The EPA says the rule will cut U.S. power sector emissions 30 percent below 2005 levels by 2030. The White House and its environmental allies say the rule is necessary to fight global warming and spur an international treaty.
“Amazingly, the CPP was not the most expensive measure in 2014. EPA’s proposed ozone rule, which could force dozens of state and national parks into non-attainment, could impose $15 billion in costs,” Batkins wrote.
The EPA’s ozone, or smog, rule was released over the holidays and could become the costliest clean air regulation ever proposed. One industry-backed study found the rule could cost some $3.4 trillion by 2040 if the ozone standard is lowered to 60 parts per billion.

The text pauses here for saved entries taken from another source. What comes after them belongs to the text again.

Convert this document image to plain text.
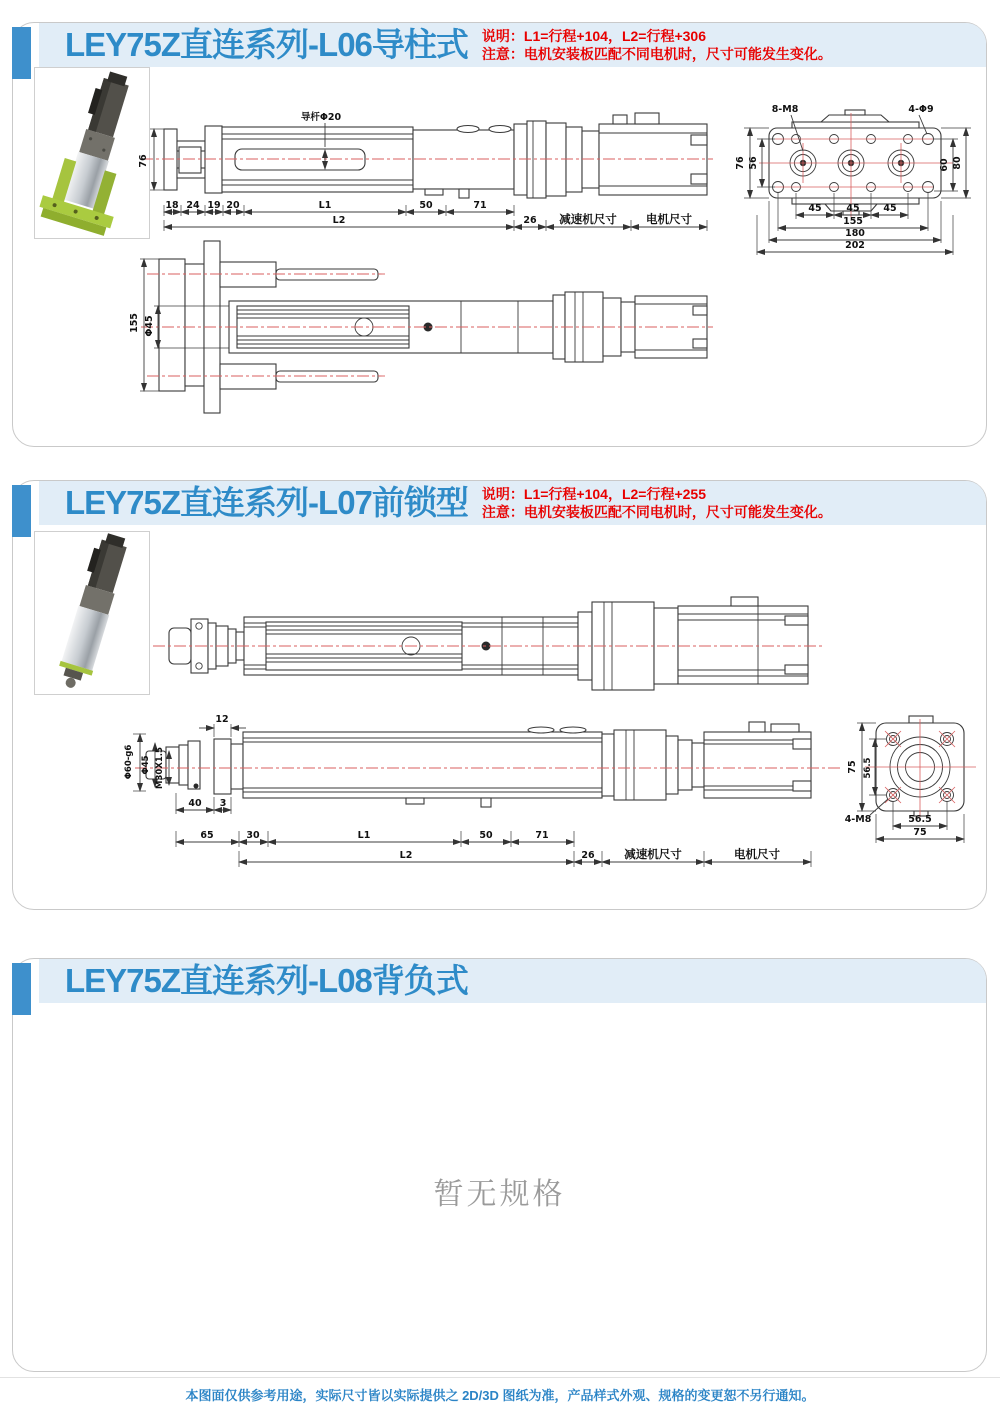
LEY75Z直连系列-L06导柱式 说明：L1=行程+104，L2=行程+306
注意：电机安装板匹配不同电机时，尺寸可能发生变化。
导杆Φ20
76
18 24 19 20	L1	50	71
L2	26 减速机尺寸	电机尺寸
8-M8	4-Φ9
76 56	60 80
45	45	45
155
180
202
155 Φ45
LEY75Z直连系列-L07前锁型 说明：L1=行程+104，L2=行程+255
注意：电机安装板匹配不同电机时，尺寸可能发生变化。
12
Φ60-g6 Φ45 M30X1.5
40 3
65	30	L1	50	71
L2	26	减速机尺寸	电机尺寸
75 56.5
56.5
75
4-M8
LEY75Z直连系列-L08背负式
暂无规格

本图面仅供参考用途，实际尺寸皆以实际提供之 2D/3D 图纸为准，产品样式外观、规格的变更恕不另行通知。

The EPA, however, only proposed lowering ozone limits to a range of 65-70 parts per billion, but the agency said it would consider lowering it to 60 parts per billion. EPA officials said the rule would prevent 320,000 to 960,000 asthma attacks per year, along with “preventing more than 750 to 4,300 premature deaths; 1,400 to 4,300 asthma-related emergency room visits; and 65,000 to 180,000 missed workdays.”
But even with a slightly less stringent standard an AAF study from December found that more than 100 national and state parks would not be in compliance with the rule. AAF noted that these parks were “[h]ardly transportation corridors and centers of heavy pollution” and parks like “Death Valley National Park, Sequoia National Park, and Cape Cod National Seashore have ozone readings of 71 to 87 ppb” — which are above EPA ozone limits.
Aside from environmental rules, the Obama administration imposed new rules governing energy, banking, healthcare, transportation and food and drugs.
“The Year of Action lived up to President Obama’s promises. He wasn’t able to pass cap-and-trade legislation, so now EPA is proposing a measure that will add $8.8 billion in annual burdens to achieve the same end,” Batkins wrote. “DOE’s unheralded actions on efficiency will generate more than $67 billion in long-term burdens. The high level of proposed rule costs ($102 billion) likely means that 2015 will be yet another year of action.”
“What do these huge sums mean for individuals? Higher energy prices, pricier household goods, a more expensive mortgage, and the promise of yet another year of unrelenting regulatory growth. No one can accuse the President of abandoning his promises on regulation in 2014.”